Mbour_
- Alice
- Nov 6, 2018
- 2 min read
Updated: Jul 4, 2019
Ma première sortie à Mbour est tôt le matin, pour aller chercher de l'eau, du papier toilette et une "puce Orange" comme on dit ici. Parfois il faut revenir à l'essentiel.
Je joue ma rebelle et je sors seule. On a parcouru la ville en voiture hier et je vois par où rejoindre le centre, les rues au bout du compte forment un échiquier presque parfait. J'essaie de me perdre un peu, emprunter les ruelles secondaires, mais c'est tout de suite trop intime. Les portes sont ouvertes, les animaux et les enfants entrent et sortent de partout, les gens s'adonnent à leurs occupations dans la rue. La frontière entre espace privé et public s'efface, se déplace, s'étire. Tout est extrêmement paisible.
Ça va mieux quand je rejoins le carrefour de la nationale près de la mairie. C'est une fourmilière bruyante où on ne peut qu'être inclus. Le monsieur qui m'aide à trouver l'agence Orange s'offre de me montrer son travail. Il s'avère être un vendeur de souvenirs qui réussit à m'enquiquiner la jolie somme de 8000 francs (12 euros) pour trois bracelets. Oui c'est ça, comme une débutante.
Je suis énervée par ma sottise, et j'ai faim. Je tourne en rond sans savoir me décider à rentrer dans un des magasins d'alimentation générale, petits et sombres, qui gardent la marchandise derrière des grilles. L'Auchan que nous avons longé hier soir à l'entrée de la ville me tourne en tête, je marche et je m'arrête plusieurs fois, tiraillée entre désir et culpabilité. Je finis par rejoindre cet autre non-lieu bien connu et m'acheter des biscuits de chez nous. Comme une débutante.
Manifestement le temps d'adaptation ici va être plus long que partout ailleurs. Je rentre chez la famille qui m'accueille, il y a un groupe de personnes inconnues assises dans la cour qu'après un signe de tête minimaliste reprennent à discuter en wolof. Je les observe aller et venir, assise pas loin, cinq, dix, quinze minutes, jusqu'au moment où ma place devient inconfortable. Je monte m'allonger dans la chambre. Je suis découragée, j'ai envie de récupérer mon sac, de me changer, de rentrer chez moi avec le premier vol. Puis une des jeunes filles de la maison toque à la porte: le déjeuner est prêt.

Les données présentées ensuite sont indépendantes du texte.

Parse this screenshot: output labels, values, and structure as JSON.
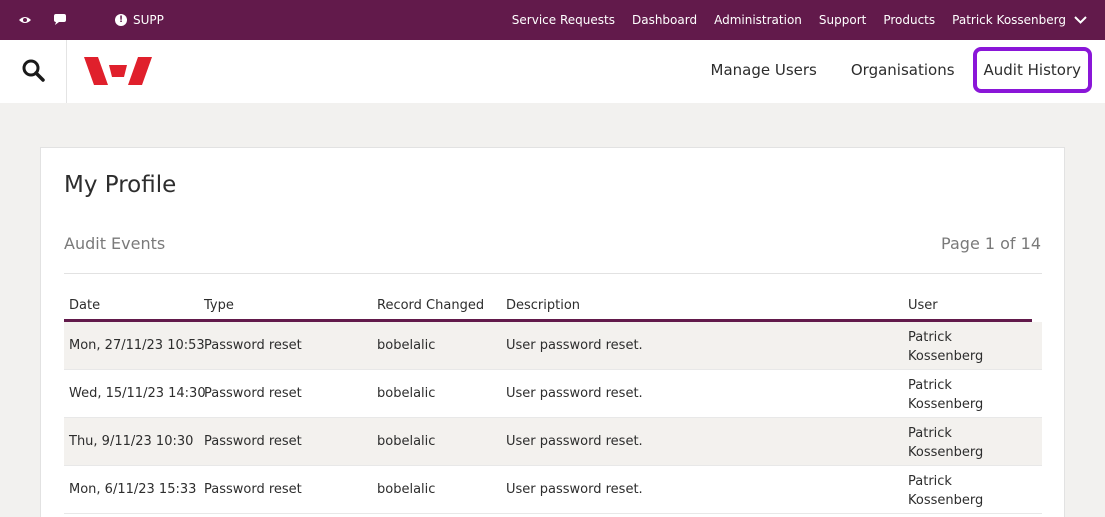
{
  "topbar": {
    "supp_label": "SUPP",
    "nav": [
      "Service Requests",
      "Dashboard",
      "Administration",
      "Support",
      "Products"
    ],
    "user_name": "Patrick Kossenberg"
  },
  "header": {
    "nav": {
      "manage_users": "Manage Users",
      "organisations": "Organisations",
      "audit_history": "Audit History"
    }
  },
  "colors": {
    "brand": "#621a4b",
    "logo_red": "#e0202c",
    "active_outline": "#8a16d8"
  },
  "profile": {
    "title": "My Profile",
    "section": "Audit Events",
    "page_counter": "Page 1 of 14"
  },
  "table": {
    "columns": [
      "Date",
      "Type",
      "Record Changed",
      "Description",
      "User"
    ],
    "rows": [
      {
        "date": "Mon, 27/11/23 10:53",
        "type": "Password reset",
        "record": "bobelalic",
        "description": "User password reset.",
        "user": "Patrick Kossenberg"
      },
      {
        "date": "Wed, 15/11/23 14:30",
        "type": "Password reset",
        "record": "bobelalic",
        "description": "User password reset.",
        "user": "Patrick Kossenberg"
      },
      {
        "date": "Thu, 9/11/23 10:30",
        "type": "Password reset",
        "record": "bobelalic",
        "description": "User password reset.",
        "user": "Patrick Kossenberg"
      },
      {
        "date": "Mon, 6/11/23 15:33",
        "type": "Password reset",
        "record": "bobelalic",
        "description": "User password reset.",
        "user": "Patrick Kossenberg"
      }
    ]
  }
}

Je m'assieds avec elle et ses cousines autour d'un grand plateau d'aluminium. "J'espère que la bouffe sénégalaise va te plaire!". Elle ouvre le couvercle, me présente le plat (dont j'oublie aussitôt le nom) qu'on mange toutes les quatre directement du plateau avec notre cuillère. De temps en temps l'une d'elles coupe un légume et en fait rouler la moitié vers mon côté de l'assiette, geste qui me cause un émoi directement proportionnel à son naturel.
Allez Alice, arrête. Peut être que c'est plus simple que tu ne le crois.